The court determined that where a user created a free account on a publisher’s online platform which gave the user a right to receive a daily newsletter by email and access to a certain number of articles on the platform free of charge, coupled with a further right to access additional articles on the platform for a fee, the transmission of the newsletter constituted a use of electronic mail for the purposes of direct marketing of similar products or services within the meaning of article 13(2). The court viewed the newsletter as operating to entice the user to access the paid-for content on the platform by exhausting the number of articles available free of charge.

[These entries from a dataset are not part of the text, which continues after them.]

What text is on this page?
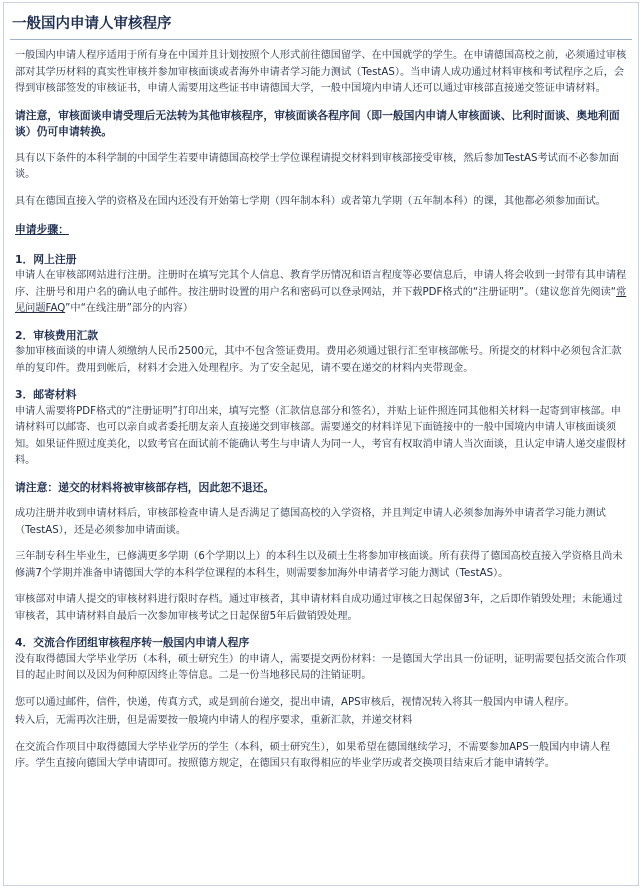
一般国内申请人审核程序

一般国内申请人程序适用于所有身在中国并且计划按照个人形式前往德国留学、在中国就学的学生。在申请德国高校之前，必须通过审核部对其学历材料的真实性审核并参加审核面谈或者海外申请者学习能力测试（TestAS）。当申请人成功通过材料审核和考试程序之后，会得到审核部签发的审核证书，申请人需要用这些证书申请德国大学，一般中国境内申请人还可以通过审核部直接递交签证申请材料。

请注意，审核面谈申请受理后无法转为其他审核程序，审核面谈各程序间（即一般国内申请人审核面谈、比利时面谈、奥地利面谈）仍可申请转换。

具有以下条件的本科学制的中国学生若要申请德国高校学士学位课程请提交材料到审核部接受审核，然后参加TestAS考试而不必参加面谈。

具有在德国直接入学的资格及在国内还没有开始第七学期（四年制本科）或者第九学期（五年制本科）的课，其他都必须参加面试。

申请步骤：

1．网上注册
申请人在审核部网站进行注册。注册时在填写完其个人信息、教育学历情况和语言程度等必要信息后，申请人将会收到一封带有其申请程序、注册号和用户名的确认电子邮件。按注册时设置的用户名和密码可以登录网站，并下载PDF格式的“注册证明”。（建议您首先阅读“常见问题FAQ”中“在线注册”部分的内容）

2．审核费用汇款
参加审核面谈的申请人须缴纳人民币2500元，其中不包含签证费用。费用必须通过银行汇至审核部帐号。所提交的材料中必须包含汇款单的复印件。费用到帐后，材料才会进入处理程序。为了安全起见，请不要在递交的材料内夹带现金。

3．邮寄材料
申请人需要将PDF格式的“注册证明”打印出来，填写完整（汇款信息部分和签名），并贴上证件照连同其他相关材料一起寄到审核部。申请材料可以邮寄、也可以亲自或者委托朋友亲人直接递交到审核部。需要递交的材料详见下面链接中的一般中国境内申请人审核面谈须知。如果证件照过度美化，以致考官在面试前不能确认考生与申请人为同一人，考官有权取消申请人当次面谈，且认定申请人递交虚假材料。

请注意：递交的材料将被审核部存档，因此恕不退还。

成功注册并收到申请材料后，审核部检查申请人是否满足了德国高校的入学资格，并且判定申请人必须参加海外申请者学习能力测试（TestAS），还是必须参加申请面谈。

三年制专科生毕业生，已修满更多学期（6个学期以上）的本科生以及硕士生将参加审核面谈。所有获得了德国高校直接入学资格且尚未修满7个学期并准备申请德国大学的本科学位课程的本科生，则需要参加海外申请者学习能力测试（TestAS）。

审核部对申请人提交的审核材料进行限时存档。通过审核者，其申请材料自成功通过审核之日起保留3年，之后即作销毁处理；未能通过审核者，其申请材料自最后一次参加审核考试之日起保留5年后做销毁处理。

4．交流合作团组审核程序转一般国内申请人程序
没有取得德国大学毕业学历（本科，硕士研究生）的申请人，需要提交两份材料：一是德国大学出具一份证明，证明需要包括交流合作项目的起止时间以及因为何种原因终止等信息。二是一份当地移民局的注销证明。

您可以通过邮件，信件，快递，传真方式，或是到前台递交，提出申请，APS审核后，视情况转入将其一般国内申请人程序。

转入后，无需再次注册，但是需要按一般境内申请人的程序要求，重新汇款，并递交材料

在交流合作项目中取得德国大学毕业学历的学生（本科，硕士研究生），如果希望在德国继续学习，不需要参加APS一般国内申请人程序。学生直接向德国大学申请即可。按照德方规定，在德国只有取得相应的毕业学历或者交换项目结束后才能申请转学。
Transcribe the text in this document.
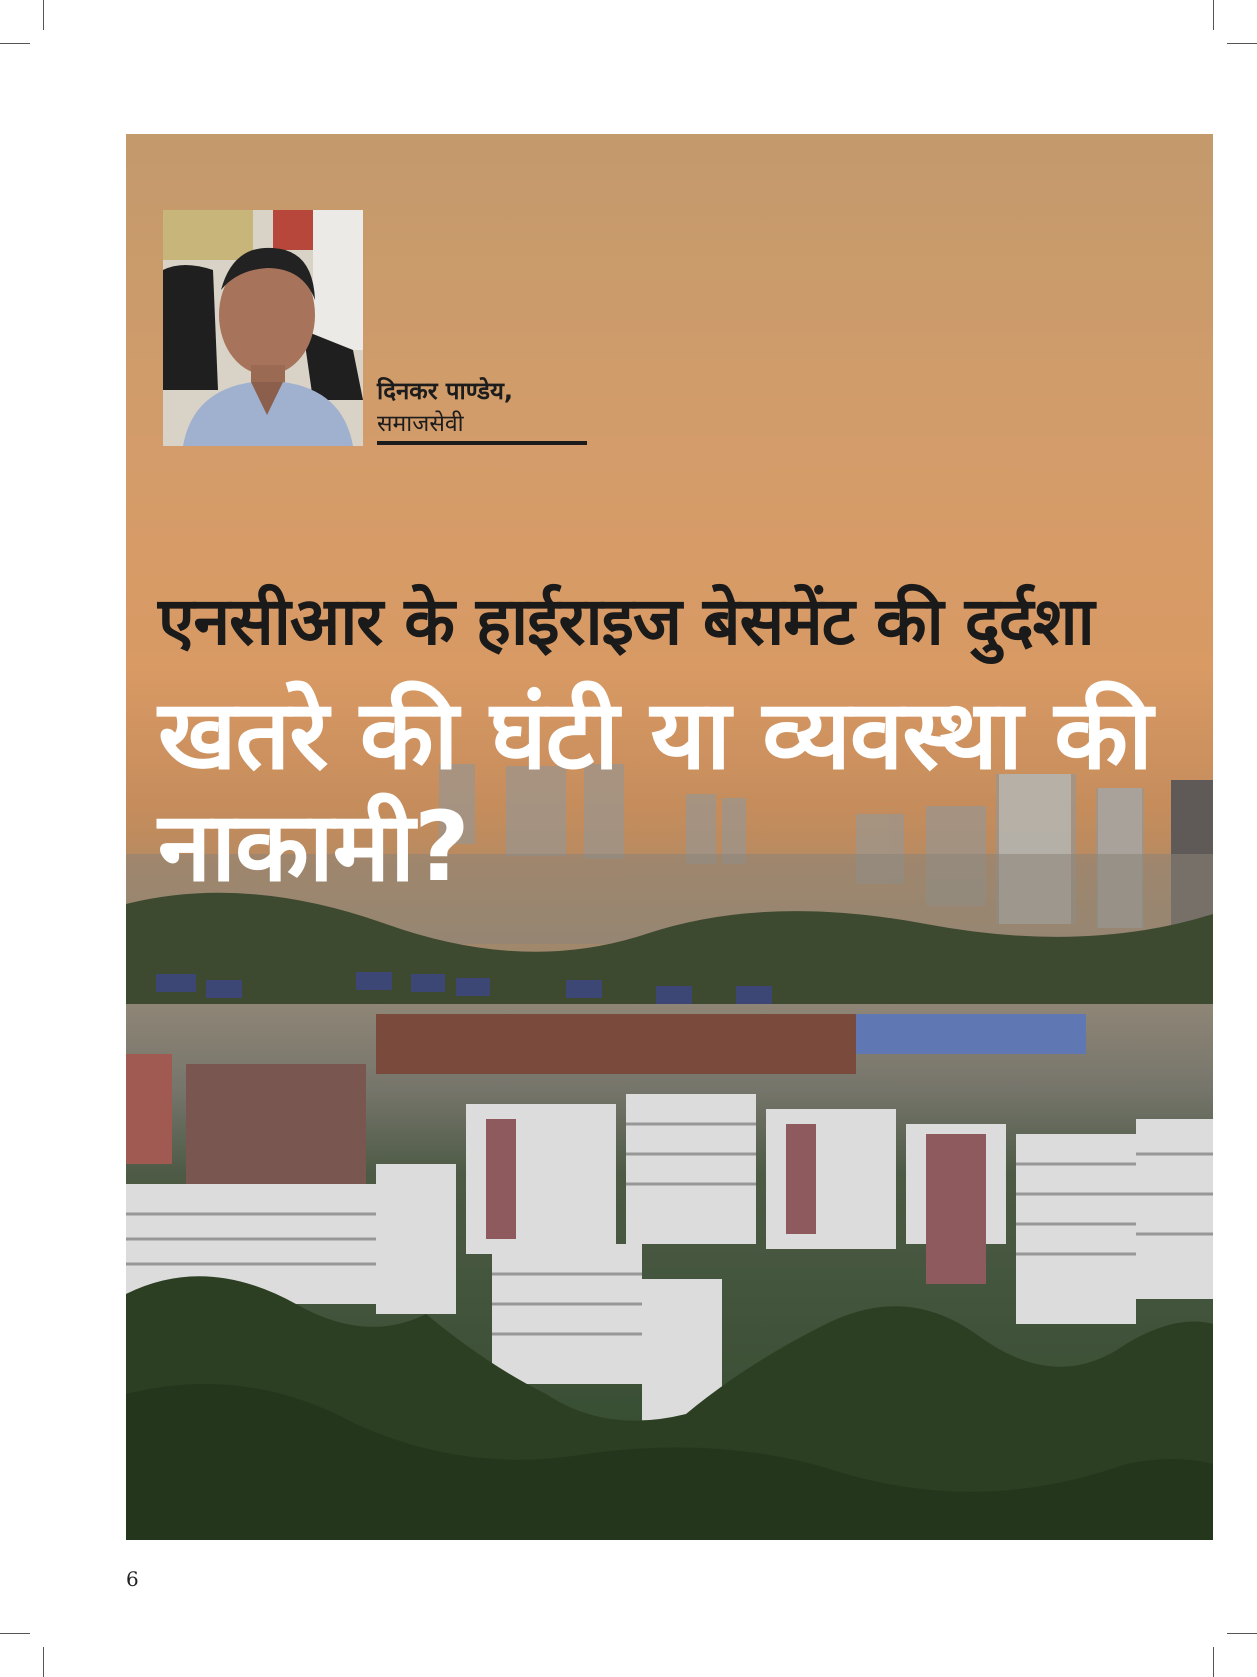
दिनकर पाण्डेय,
समाजसेवी
एनसीआर के हाईराइज बेसमेंट की दुर्दशा
खतरे की घंटी या व्यवस्था की नाकामी?
6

However, the court’s interpretation of “sale” under article 13(2) introduces complexity for ‘freemium’ and content-driven models. While the soft opt-in exemption may apply where free registration is linked to paid services, purely free offerings likely fall outside its scope.
Andreas Carney said the court’s decision creates both opportunities and risks for businesses. “The court’s ruling focuses on communications based on ‘free’ accounts linked to paid services,” he said. “Organisations operating with this model now have more comfort leveraging the soft opt-in exemption. However, the court highlighted that the exemption is to be narrowly construed – the position is therefore less clear for models that appear ‘wholly’ free.”
The judgment also confirms that ePrivacy rules act as the governing law for unsolicited communications, but that GDPR still governs personal data processing. Breaches – whether a failure by organisations to implement clear consent or create opt-out mechanisms – could trigger enforcement under both regimes, significantly increasing business financial and reputational risk.
Lauro Fava said the court’s novel interpretation of this issue concluded that where the lawfulness of processing for direct marketing purposes is established under the ePrivacy Directive, a separate legal basis under article 6 GDPR is not needed. “Many have viewed these as separate requirements which needed to be satisfied separately,” he said. “The decision seems to suggest that organisations which rely on the soft opt-in exemption for direct marketing do not need to complete a legitimate interests assessment. Also, could this reasoning be applied to processing carried out by means of cookies and similar technologies, which is also governed by the ePrivacy Directive? Arguably, it should.”
Carney said businesses would need to review and potentially update their existing marketing strategies and consent frameworks in light of the ruling.